FRIEND WENT OUT WITH MY EX AND HID IT?
My bf is 20, I'm 19 3/4 and the other girl is 21 and her bf is 20. So I love my bf and he is my soul mate and I would never ever hurt him. I've been with him for 1 and half years and I'm glad I've met and we've spoken about marriage plans for the future.
This girl, Sara, is my friend from about 4-5 years ago. We both went to HS together and we talked after she graduated. We weren't super close but we did talk to each other a lot. Mainly boys.
I met a guy from my HS the last month. I thought it was kind of cute how we met, he asked me for my number and asked me if we wanted to hang out. He called it a date and all and paid. And he gave me my first kiss. Yup at 18.
I told Sara about him and my first kiss. Within two months the guy and me stopped talking. We weren't serious but it did bother me the way things ended. I didn't know things ended until I found out he told someone else we were and so on. I was hurt but moved on. I told Sara all this.
She met him for the first time a few months later through her cousin in their group. The three of us hung out the next summer. I felt like she liked him and I asked her and she kept denying it. So I believed her. He honestly seemed into both of us so I didn't care much because I was already seeing my bf. A few months later I text the both of them. No one mentioned anything. Two weeks later they announced their relationship on FB. I cried the minute I saw it.
I was heartbroken b/c this girl gave me advice on him. She called him a douche and what not. Then she got with him? I'm ok that he didnt tell me because we were barely what one would call friends but I was definitely friends with her.

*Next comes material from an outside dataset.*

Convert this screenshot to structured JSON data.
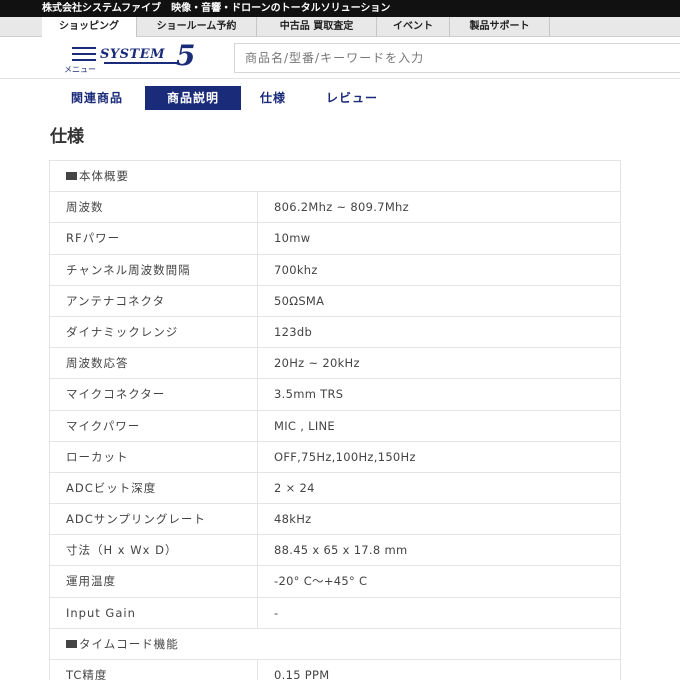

Just because I moved on doesn't mean a friend can just move right in. I wouldnt stop her from being with him but I wish she had told me and not had seen it on FB. She stopped talking to me completely after this.Like it somewhat hurts still and I just don't feel like anyone going to understand just b/c I have a bf doesn't mean he became nothing to me. I will love my bf til the day I die but it still hurts. Idk what to do :/
- jsn00Lv 48 years agoFavorite Answer
Everyone has their own story. Sometimes people really don't mean to hurt a friend at all but they just do. I'm not saying it was right of her to jeopardize a whole friendship on a guy, but she did what she thought was right. To her, you moved on and you're no longer into him and just not telling you and not having you potentially become a barrier for her to get to him was the road she took and now she's with him. I went through the same thing, except I still wasn't over my ex and it was a really close cousin of mine that was going after her. At first it bugged me like crazy, mainly because this was the person I told everything to. From how much I loved her to the fights and he was always on my side through every bit of it. The thing I learned from that whole experience was that there's a reason that I'm not with my ex and who am I to get in someone else's way of enjoying their life. It's not right that close people to us go after people we once viewed as our own but then again we can't be selfish either. Sometimes people become cowards and aren't able to face someone they don't want to hurt, by telling them the truth. But sooner or later the person left behind gets hurt anyways. You found out through social media of something that affected you, which is never a good way to find things out. But look at yourself now, you have someone there for you and nothing else should matter. You should be happy for yourself, because you moved on and found a new guy to have in your life and you should also be happy for your ex and your friend who may have found some happiness in the mean time. Let them be, and just live for yourself with the amazing life that you have.
- 8 years ago
Drop her as a friend and screw him and her because all she is, is a low life fake friend.Source(s): finding out who my friends are.